Amendment #4

Jaxon Rollins

What it actually means.

The right of the people to be secure in their persons, houses, papers, and effects, against unreasonable searches and seizures, shall not be violated, and no warrants shall issue, but upon probable cause, supported by oath or affirmation, and particularly describing the place to be searched, and the persons or things to be seized.

Court case.

A police officer witnessed three men pacing in front of a jewelry store and suspected that a robbery was being planned. He approached the men and identified himself, then performed frisks of defendants Chilton and Terry and discovered illegal concealed weapons. Defendants were convicted and appealed, claiming that the frisk violated their Fourth Amendment right against unlawful searches and seizures.

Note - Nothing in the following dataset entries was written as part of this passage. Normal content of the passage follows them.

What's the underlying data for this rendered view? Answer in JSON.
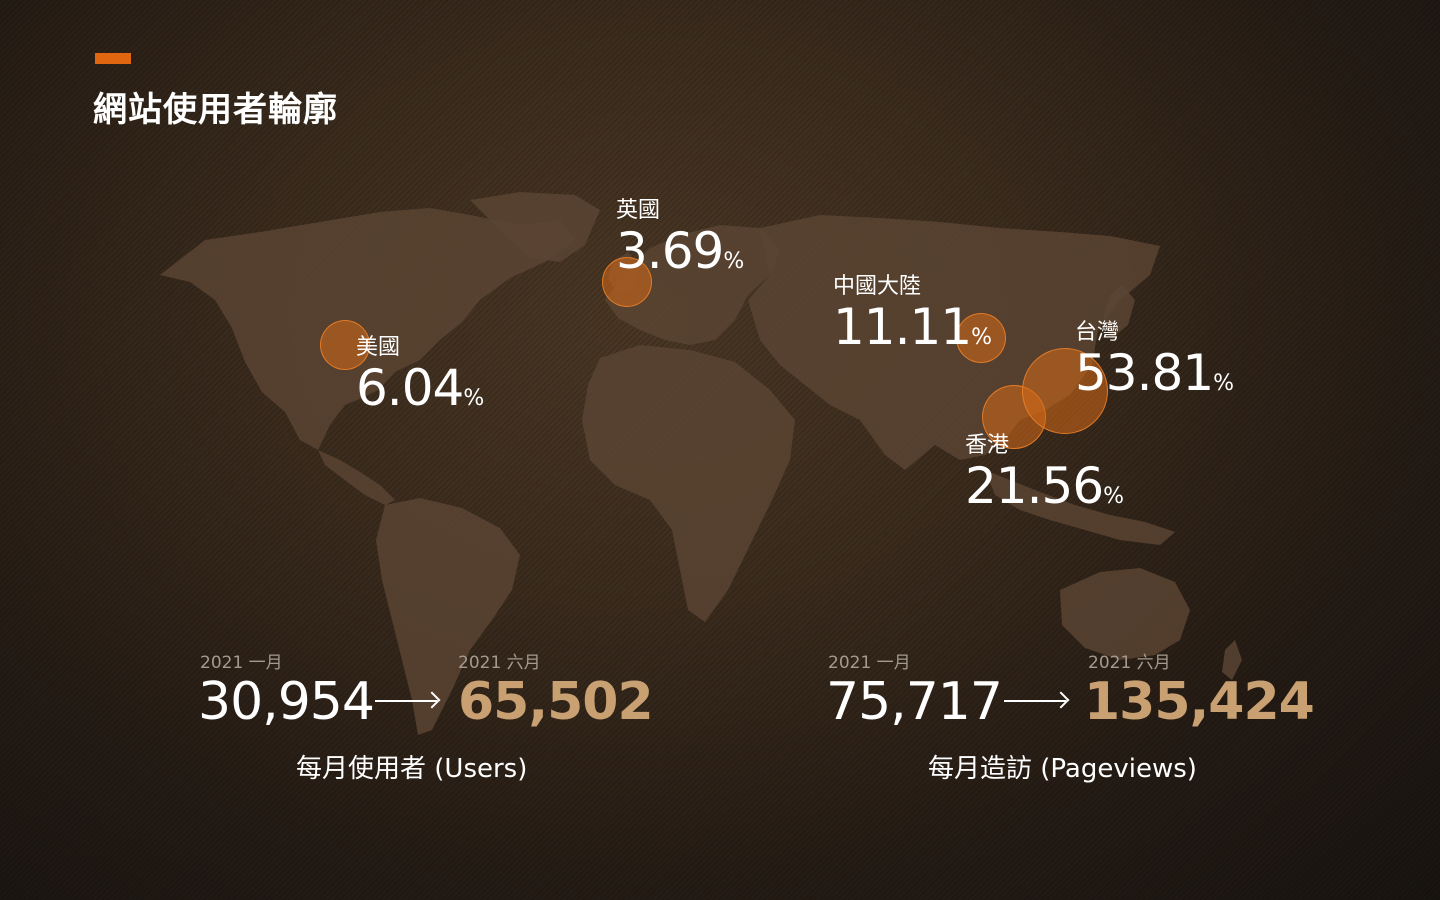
{
  "title": "網站使用者輪廓",
  "colors": {
    "accent": "#e0670f",
    "bubble": "#d66a18",
    "highlight_number": "#c9a072",
    "background": "#2e2218"
  },
  "countries": [
    {
      "name": "美國",
      "value": "6.04",
      "unit": "%"
    },
    {
      "name": "英國",
      "value": "3.69",
      "unit": "%"
    },
    {
      "name": "中國大陸",
      "value": "11.11",
      "unit": "%"
    },
    {
      "name": "台灣",
      "value": "53.81",
      "unit": "%"
    },
    {
      "name": "香港",
      "value": "21.56",
      "unit": "%"
    }
  ],
  "stats": [
    {
      "from_date": "2021 一月",
      "from_value": "30,954",
      "to_date": "2021 六月",
      "to_value": "65,502",
      "label": "每月使用者 (Users)"
    },
    {
      "from_date": "2021 一月",
      "from_value": "75,717",
      "to_date": "2021 六月",
      "to_value": "135,424",
      "label": "每月造訪 (Pageviews)"
    }
  ]
}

The Supreme Court upheld the conviction, finding that when a law enforcement officer has "reasonable grounds" for suspecting that a criminal suspect may be armed, he may pat down the outer layer of the suspect's clothing for weapons. The ruling held that the Fourth Amendment protection against unreasonable searches and seizures is not violated when a pat down is performed based on reasonable suspicion for the purpose of ensuring officer safety.

My Own Court Case

Officer Brown saw two black males walking in front of a gas station. He thought that they were attempting to rob it. He asked them to allowed to be searched. He found two illegal weapons, and the men started to protest. The claimed that their right for searches was being violated and they were both arrested. They went to court and the judge said that the officer had "reason" for searching, since the men looked suspicious.